What are Terpenes?  

Terpenes are aroma compounds that are produced in the leaves and flowers of the cannabis plant. They are organic hydrocarbons that naturally occur in the essential oils of plants. There are approximately 200 terpenes found in the cannabis plant. Terpenes are oils that are secreted in the resin glands of the hemp plant. They are the compounds that are responsible for a plant’s flavour and scent.

  • Common Types of Terpenes  

More terpenes are produced by the cannabis plant but can also be found in nature. Terpenes are integral to how humans experience cannabis.

Myrcene (Hops)

Myrcene is the most common terpene produced by cannabis containing up to 60% of the essential oil. It can also be found in oils of citrus fruits, hops, lemon grass, bay leaves, eucalyptus, wild thyme, mango, and many other plants. Myrcene aroma is described as an earthy, musky, herbal similar to cloves.

Limonene 

Limonene is a monocyclic monoterpenoid and is the second most abundant terpene found in cannabis. Due to its citrusy aroma, it occurs naturally in citrus fruits such as oranges, limes, and lemons. Limonene is highly absorbed by inhalation so it will appear quickly in the bloodstream. It assists in the absorption of other terpenes through other body tissue and the skin.
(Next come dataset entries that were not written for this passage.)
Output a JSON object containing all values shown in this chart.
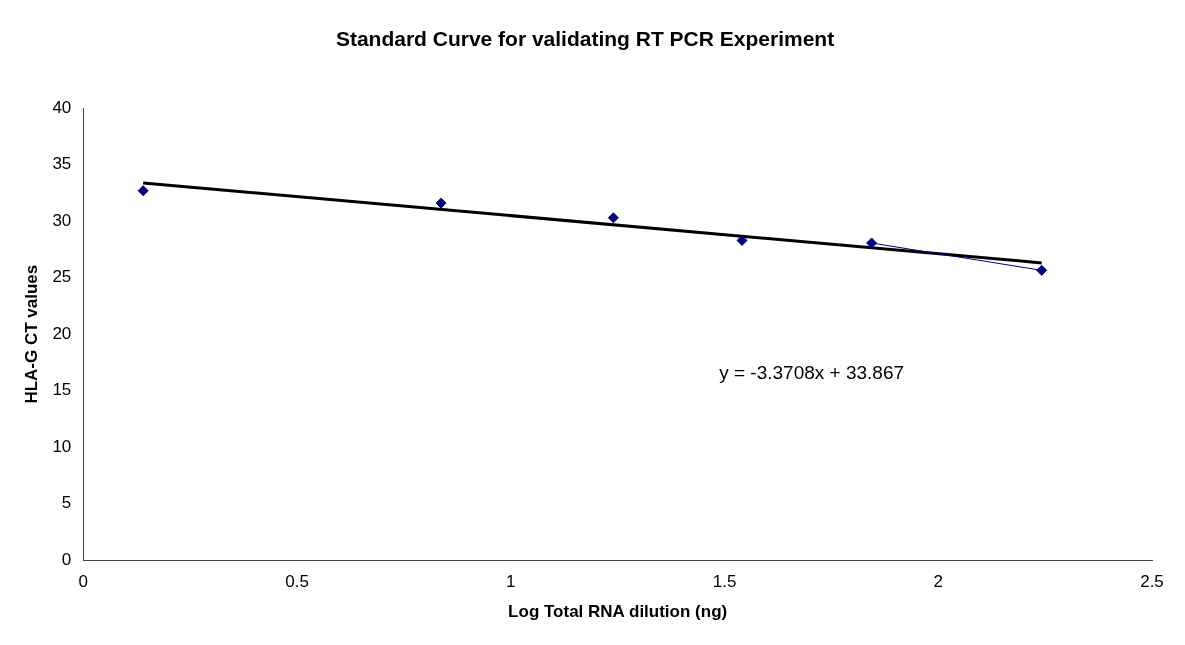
{
  "chart_data": {
    "type": "scatter",
    "title": "Standard Curve for validating RT PCR Experiment",
    "xlabel": "Log Total RNA dilution (ng)",
    "ylabel": "HLA-G CT values",
    "x": [
      0.14,
      0.837,
      1.24,
      1.541,
      1.844,
      2.242
    ],
    "series": [
      {
        "color": "#000080",
        "values": [
          32.7,
          31.6,
          30.3,
          28.3,
          28.07,
          25.65
        ],
        "marker": "diamond"
      },
      {
        "type": "line",
        "color": "#000080",
        "x": [
          1.844,
          2.242
        ],
        "values": [
          28.07,
          25.65
        ],
        "marker": "none"
      },
      {
        "type": "line",
        "color": "#000000",
        "x": [
          0.14,
          2.242
        ],
        "values": [
          33.39,
          26.31
        ],
        "marker": "none"
      }
    ],
    "xlim": [
      0,
      2.5
    ],
    "xticks": [
      0,
      0.5,
      1,
      1.5,
      2,
      2.5
    ],
    "ylim": [
      0,
      40
    ],
    "yticks": [
      0,
      5,
      10,
      15,
      20,
      25,
      30,
      35,
      40
    ],
    "grid": false,
    "legend": false,
    "annotations": [
      "y = -3.3708x + 33.867"
    ]
  }
}
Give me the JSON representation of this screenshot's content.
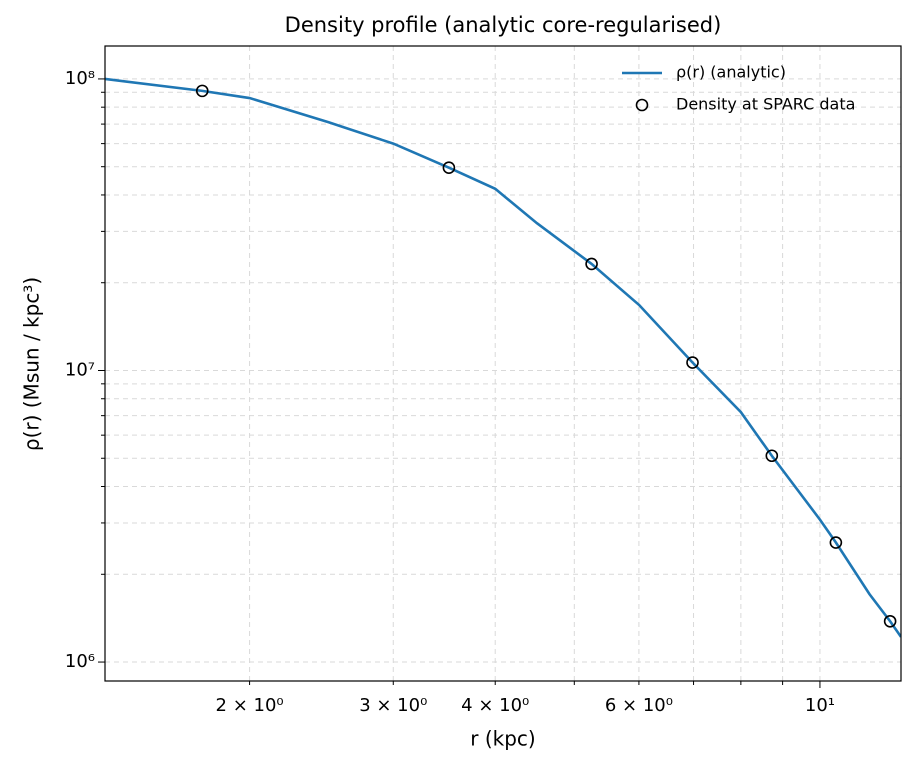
{
  "chart_data": {
    "type": "line",
    "title": "Density profile (analytic core-regularised)",
    "x_label": "r (kpc)",
    "y_label": "ρ(r) (Msun / kpc³)",
    "x_log": true,
    "y_log": true,
    "grid": true,
    "legend": "upper right",
    "xlim": [
      1.33,
      12.57
    ],
    "ylim": [
      861000,
      129700000
    ],
    "xticks": [
      {
        "value": 2,
        "label": "2 × 10⁰"
      },
      {
        "value": 3,
        "label": "3 × 10⁰"
      },
      {
        "value": 4,
        "label": "4 × 10⁰"
      },
      {
        "value": 6,
        "label": "6 × 10⁰"
      },
      {
        "value": 10,
        "label": "10¹"
      }
    ],
    "x_minor_ticks": [
      5,
      7,
      8,
      9
    ],
    "yticks": [
      {
        "value": 1000000,
        "label": "10⁶"
      },
      {
        "value": 10000000,
        "label": "10⁷"
      },
      {
        "value": 100000000,
        "label": "10⁸"
      }
    ],
    "y_minor_ticks": [
      2000000,
      3000000,
      4000000,
      5000000,
      6000000,
      7000000,
      8000000,
      9000000,
      20000000,
      30000000,
      40000000,
      50000000,
      60000000,
      70000000,
      80000000,
      90000000
    ],
    "series": [
      {
        "name": "ρ(r) (analytic)",
        "style": "line",
        "color": "#1f77b4",
        "x": [
          1.33,
          1.75,
          2.0,
          2.5,
          3.0,
          3.51,
          4.0,
          4.5,
          5.25,
          6.0,
          6.98,
          8.0,
          8.73,
          10.0,
          10.46,
          11.5,
          12.19,
          12.57
        ],
        "values": [
          100000000,
          91000000,
          86000000,
          71000000,
          60000000,
          49600000,
          42000000,
          32000000,
          23200000,
          16800000,
          10650000,
          7200000,
          5100000,
          3080000,
          2570000,
          1710000,
          1380000,
          1220000
        ]
      },
      {
        "name": "Density at SPARC data",
        "style": "markers",
        "color": "#000000",
        "x": [
          1.75,
          3.51,
          5.25,
          6.98,
          8.73,
          10.46,
          12.19
        ],
        "values": [
          91000000,
          49600000,
          23200000,
          10650000,
          5100000,
          2570000,
          1380000
        ]
      }
    ]
  }
}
It is also commonly found in cosmetic and cleaning products.

Pinene 

Pinene is a bicyclic monoterpenoid. It is most commonly found in the pine tree and it is what gives the pine needles its distinctive smell. It is also found in some citrus fruits. It has been used for many years in traditional Chinese medicine.

Linalool

Linalool is a non-cyclic monoterpenoid. It has a delicate floral aroma and can be found in hundreds of different plants. It is present in coriander, lavender, cinnamon, and birch.

Humulene 

Humulene is a sesquiterpene. It has been used for many years in Chinese medicine. It is commonly found in basil, cloves, cannabis Sativa strains, and hops. Humulene is what gives beer its distinct hoppy aroma.

Caryophyllene (Black Pepper)

Caryophyllene is commonly found in black pepper, cloves, cinnamon leaves, Thai basils and is known as a sesquiterpene. Its aroma has been described as spicy, peppery, or woody scent. It is the only terpene known to interact directly with CB2 receptors. Caryophyllene is also used in the making of chewing gum combined with other citrus flavourings or spice mixes.

Phellandrene 

Phellandrene was first discovered in eucalyptus oil. Its aroma is described as peppermint with a slight citrus scent and is the easiest terpene to detect in a lab. It can be found in many different spices and herbs such as ginger, parsley, cinnamon, dill, and garlic.

Terpinolene 

It is present in many cannabis strains but only in small amounts. The aroma can be compared to flower blossoms and lilacs. It also occurs naturally in apples, nutmeg, and tea tree.

Terpenes and the Entourage Effect  

From the early 1980s many studies had shown that terpenes work together to help cannabinoids like CBD pass through the bloodstream easier and lower the blood to brain barrier. It simply means you will feel less or more of the effects of a strain based on the terpenes found in it. Terpenes and cannabinoids working together create the entourage effect which enhances the therapeutic properties of the plant.